Thanks to his aggressive, advancing approach, Golovkin typically out-punches his opponents. Over his last dozen fights, he's landed an average of 27.5 shots per round, according to CompuBox, compared to just 16.8 for the average middleweight.
But Jacobs is a far more economical fighter than others. He's landed 46.9% of his power shots over his last six fights, which is 9.7% higher than the average middleweight according to CompuBox.
And while Golovkin has yet to show any fear in the ring, Jacobs's opponents have been known to get a little gun shy. His last six opponents connected just 5.8 shots a round while throwing a paltry 37.9 punches, compared to 55.2 per frame for an average middleweight.
That stat is skewed slightly by his early knockouts of Quillin and Sergio Mora, but the point is that challengers have shied away from exposing themselves against Jacobs, likely because of his one-punch power.

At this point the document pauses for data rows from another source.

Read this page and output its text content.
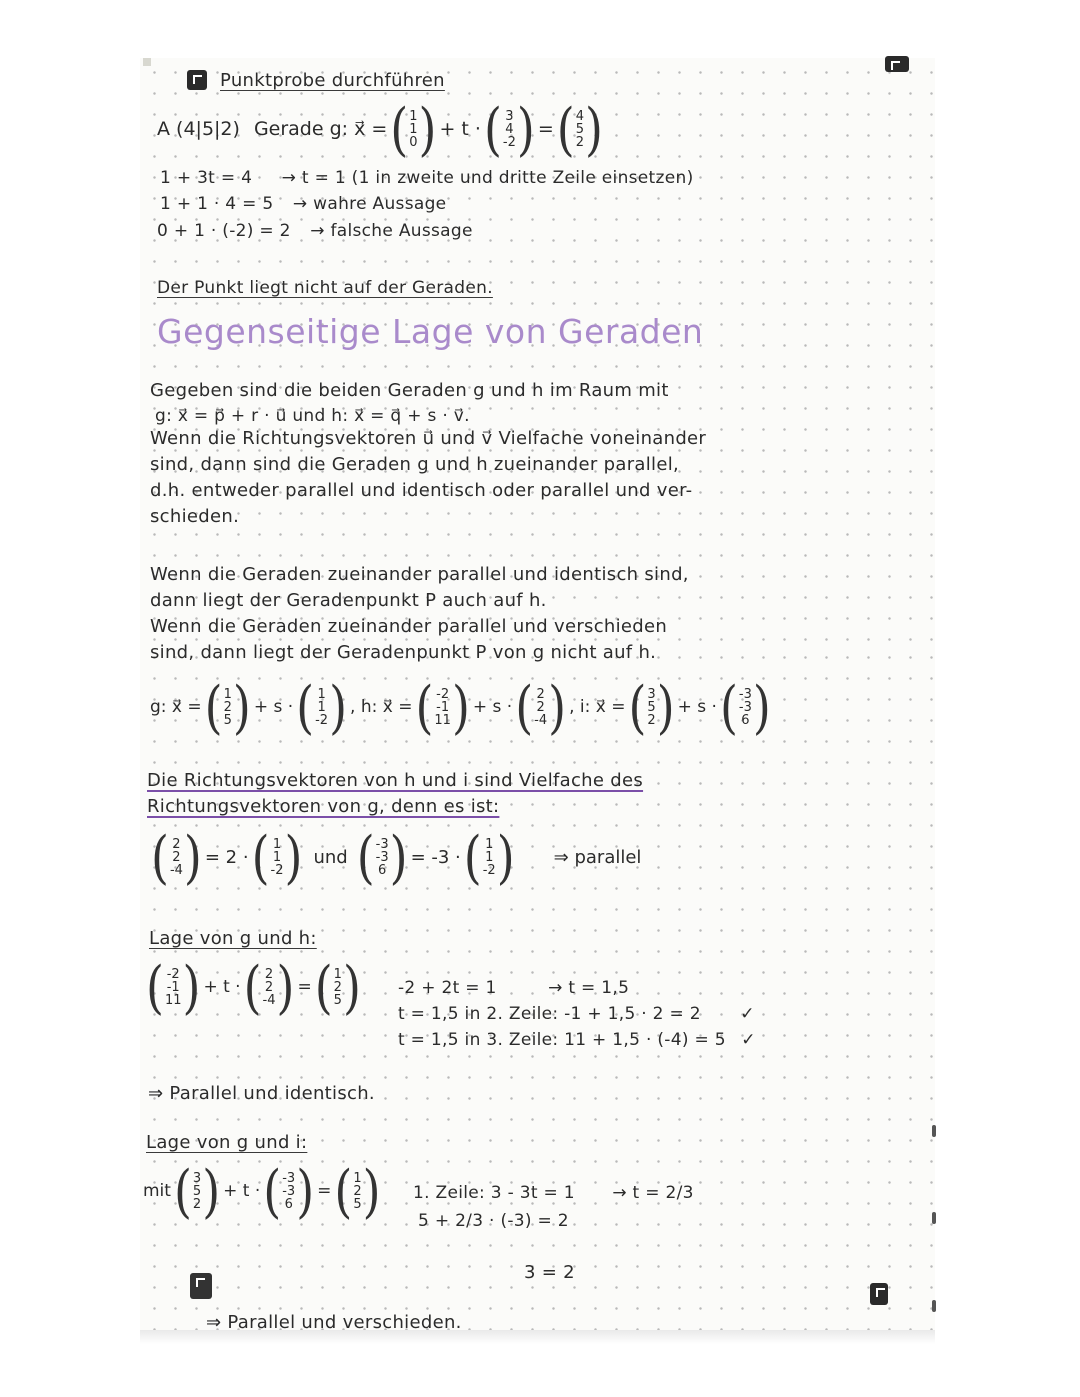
Punktprobe durchführen
A (4|5|2) Gerade g: x⃗ = ( 1
1
0 ) + t · ( 3
4
-2 ) = ( 4
5
2 )
1 + 3t = 4 → t = 1 (1 in zweite und dritte Zeile einsetzen)
1 + 1 · 4 = 5 → wahre Aussage
0 + 1 · (-2) = 2 → falsche Aussage
Der Punkt liegt nicht auf der Geraden.
Gegenseitige Lage von Geraden
Gegeben sind die beiden Geraden g und h im Raum mit
g: x⃗ = p⃗ + r · u⃗ und h: x⃗ = q⃗ + s · v⃗.
Wenn die Richtungsvektoren u⃗ und v⃗ Vielfache voneinander
sind, dann sind die Geraden g und h zueinander parallel,
d.h. entweder parallel und identisch oder parallel und ver-
schieden.
Wenn die Geraden zueinander parallel und identisch sind,
dann liegt der Geradenpunkt P auch auf h.
Wenn die Geraden zueinander parallel und verschieden
sind, dann liegt der Geradenpunkt P von g nicht auf h.
g: x⃗ = ( 1
2
5 ) + s · ( 1
1
-2 ) , h: x⃗ = ( -2
-1
11 ) + s · ( 2
2
-4 ) , i: x⃗ = ( 3
5
2 ) + s · ( -3
-3
6 )
Die Richtungsvektoren von h und i sind Vielfache des
Richtungsvektoren von g, denn es ist:
( 2
2
-4 ) = 2 · ( 1
1
-2 ) und ( -3
-3
6 ) = -3 · ( 1
1
-2 ) ⇒ parallel
Lage von g und h:
( -2
-1
11 ) + t · ( 2
2
-4 ) = ( 1
2
5 ) -2 + 2t = 1	→ t = 1,5
t = 1,5 in 2. Zeile: -1 + 1,5 · 2 = 2 ✓
t = 1,5 in 3. Zeile: 11 + 1,5 · (-4) = 5 ✓
⇒ Parallel und identisch.
Lage von g und i:
mit ( 3
5
2 ) + t · ( -3
-3
6 ) = ( 1
2
5 ) 1. Zeile: 3 - 3t = 1 → t = 2/3
5 + 2/3 · (-3) = 2
3 = 2
⇒ Parallel und verschieden.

Of course, it's usually Golovkin who strikes fear into opponents. Even a heavy hitter like middleweight contender David Lemieux was admittedly too hesitant in his 2015 loss to Golovkin at MSG.
"For a boxer to land the types of shots he wants to land—the way Golovkin fights—he is going to have to expose himself to put himself in a position where he could throw a punch," said Abel Sanchez, Golovkin's trainer.
Jacobs's chin does not have a great reputation, so he can't be too aggressive. But unlike the fighters who came before him—many of whom became timid and ultimately retreated from Golovkin—nobody can accuse Jacobs of being scared.
After surviving a life-threatening form of bone cancer in 2011 that could have left him paralyzed, Jacobs has won 10 consecutive fights, including nine by knockout.
And as of now, Jacobs—also known as "Miracle Man"—isn't eyeing any other matchup. Nobody is pushing for him to fight Alvarez, or any other famous boxer. Saturday night is, according to Jacobs, the night he's been waiting for.
"I don't even think about it because this is that fight," Jacobs said. "For me to think about anyone else or anything else, I can't.
"I have lived for this moment," he continued. "I've been boxing since I was 14 years old—so over half my life for this one moment. I'm not gonna be intimidated. That's the last thing I'm worried about."